Upon variation of the discrimination threshold the classifier’s performance is illustrated by Fig. 10 (ROC curve). The ROC curve has been constructed by plotting sensitivity (true positive rate) against 1-specificity (false positive rate) for each possible CO (cut-off) value.

$${\text{Ttrue positive rate}}\left( {{\text{CO}}_{n} } \right) = {\text{P}}\left( {{\text{QR}} \ge {\text{CO}}|{\text{E}} + } \right)$$
(8)
$${\text{False positive rate}}\left( {{\text{CO}}_{n} } \right) = {\text{P}}\left( {{\text{QR}} \ge {\text{CO}}|{\text{E}} - } \right)$$
(9)

where COn is the nth cut-off value, P is the probability density, E+, E− = positive and negative error respectively, QR = quantitative results.

Therefore, ROC curve can be represented as follows:

$${\text{ROC}} = \{ {\text{False positive rate}}\left( {{\text{CO}}_{n} } \right),{\text{Ttrue positive rate}}\left( {{\text{CO}}_{n} } \right),\;{\text{CO}} \in \left( { - \infty , + \infty } \right)$$
(10)

In terms of QR, the ROC can be expressed as follows:

$${\text{ROC}} = \{ ({\text{QR}},{\text{ROC}}({\text{QR}})),\;{\text{QR}} \in \left( {0, \, 1} \right)$$
(11)

where the ROC maps QR to true positive rate (COn), and COn matching to false positive rate (COn) = QR.

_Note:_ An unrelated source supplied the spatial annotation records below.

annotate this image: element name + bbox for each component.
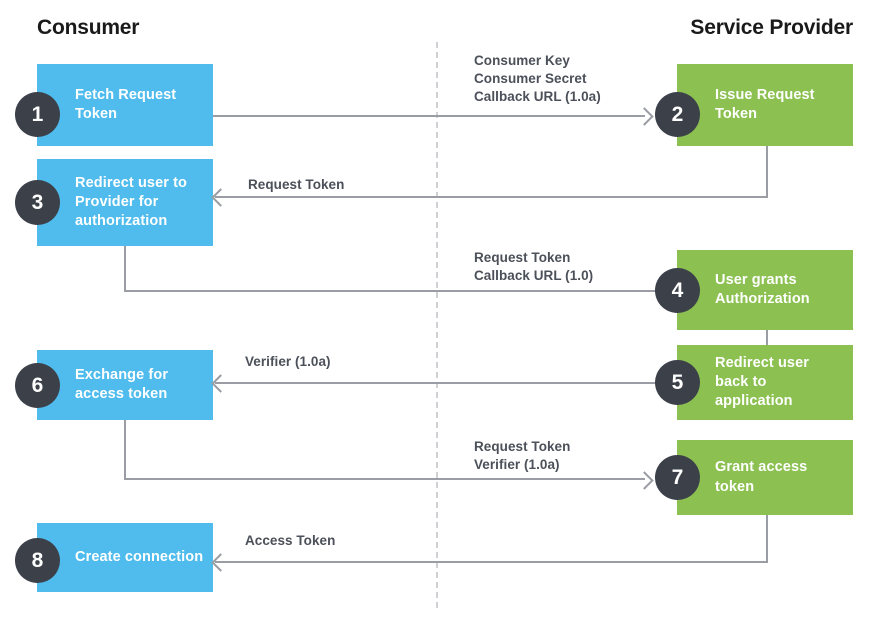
step-box-2-label: Issue Request Token <box>715 86 815 122</box>
step-box-8-label: Create connection <box>75 548 204 565</box>
step-box-6[interactable]: Exchange for access token <box>37 350 213 420</box>
step-badge-7: 7 <box>655 455 700 500</box>
step-badge-8: 8 <box>15 538 60 583</box>
connector-5-caption: Request Token Verifier (1.0a) <box>474 439 571 473</box>
connector-1-caption: Consumer Key Consumer Secret Callback UR… <box>474 53 601 105</box>
step-box-7[interactable]: Grant access token <box>677 440 853 515</box>
step-badge-4: 4 <box>655 268 700 313</box>
step-badge-3: 3 <box>15 180 60 225</box>
connector-2-vertical <box>766 146 768 198</box>
connector-4-caption: Verifier (1.0a) <box>245 354 331 369</box>
connector-4-arrowhead <box>211 374 230 393</box>
step-badge-6: 6 <box>15 363 60 408</box>
step-box-1-label: Fetch Request Token <box>75 86 177 122</box>
consumer-column-title: Consumer <box>37 16 140 39</box>
step-box-5[interactable]: Redirect user back to application <box>677 345 853 420</box>
connector-6-caption: Access Token <box>245 533 336 548</box>
connector-6-line <box>215 561 768 563</box>
connector-2-caption: Request Token <box>248 177 345 192</box>
step-badge-2: 2 <box>655 92 700 137</box>
step-box-4-label: User grants Authorization <box>715 271 810 307</box>
column-divider <box>436 42 438 608</box>
connector-6-vertical <box>766 515 768 563</box>
connector-2-line <box>215 196 768 198</box>
service-provider-column-title: Service Provider <box>690 16 853 39</box>
connector-4-5-vertical <box>766 330 768 345</box>
oauth-flow-diagram: Consumer Service Provider Fetch Request … <box>0 0 890 618</box>
step-box-6-label: Exchange for access token <box>75 366 169 402</box>
step-box-4[interactable]: User grants Authorization <box>677 250 853 330</box>
step-box-5-label: Redirect user back to application <box>715 354 809 410</box>
step-box-2[interactable]: Issue Request Token <box>677 64 853 146</box>
step-box-3-label: Redirect user to Provider for authorizat… <box>75 174 187 230</box>
step-box-1[interactable]: Fetch Request Token <box>37 64 213 146</box>
step-box-8[interactable]: Create connection <box>37 523 213 592</box>
connector-3-caption: Request Token Callback URL (1.0) <box>474 250 594 284</box>
step-box-3[interactable]: Redirect user to Provider for authorizat… <box>37 159 213 246</box>
connector-1-line <box>213 115 645 117</box>
step-badge-1: 1 <box>15 92 60 137</box>
connector-1-arrowhead <box>635 107 654 126</box>
connector-6-arrowhead <box>211 553 230 572</box>
step-box-7-label: Grant access token <box>715 459 808 495</box>
connector-2-arrowhead <box>211 188 230 207</box>
step-badge-5: 5 <box>655 360 700 405</box>
connector-4-line <box>215 382 658 384</box>
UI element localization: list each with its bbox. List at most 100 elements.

Alteration in the scalar threshold value in the proposed ANN model is able to provide the ROC curve. The performance of the proposed ANN model (nonparametric classifier) can be analysed with the aid of the ROC curve [42]. The greater the area under the curve (AUC) better will be the performance of the model. The features with higher AUC thus build a more robust model, which is able to predict the class of the sample with higher reliability. Figure 12a, reveals that the ROC curve for the model built with hue feature possessed maximum AUC for training, testing, validation, and for the overall model, while the same for the model built with kurtosis feature possessed minimum AUC (Fig. 12b). Due to the scale-invariant nature of AUC, it measures the precision of the predictions, rather than their absolute values. It is also invariant with respect to the classification threshold. Irrespective of the classification threshold it helps to estimate the prediction quality of the proposed model.

Fig. 12
figure 12

ROC curve for the ANN model built with feature a hue and b kurtosis

Conclusion

The proposed work is about the prediction of the freshness of amla (Phyllanthus emblica) fruit images among the three predefined freshness classes. The model uses supervised learning tools such as artificial neural network (ANN) to analyse colour gradient based on major image features such as Hue, Saturation and Vital components of the HSV colourmap and Red, Green and Blue layers of the RGB colourmap; and minor features such as mean, standard deviation, entropy, kurtosis, skewness, RMS, contrast, correlation, energy and homogeneity using RGB colourspace and GLCM colour features. The proposed scheme contains reduced computational complexity as it is designed using ANN only. A high efficiency of classification of the proposed model, especially using Hue and Green layers of the amla images; ease of computation and more importantly, use of smartphones for capturing images enable its possibility of using the algorithm in developing smartphones application-based software for instant freshness detection of amla fruits.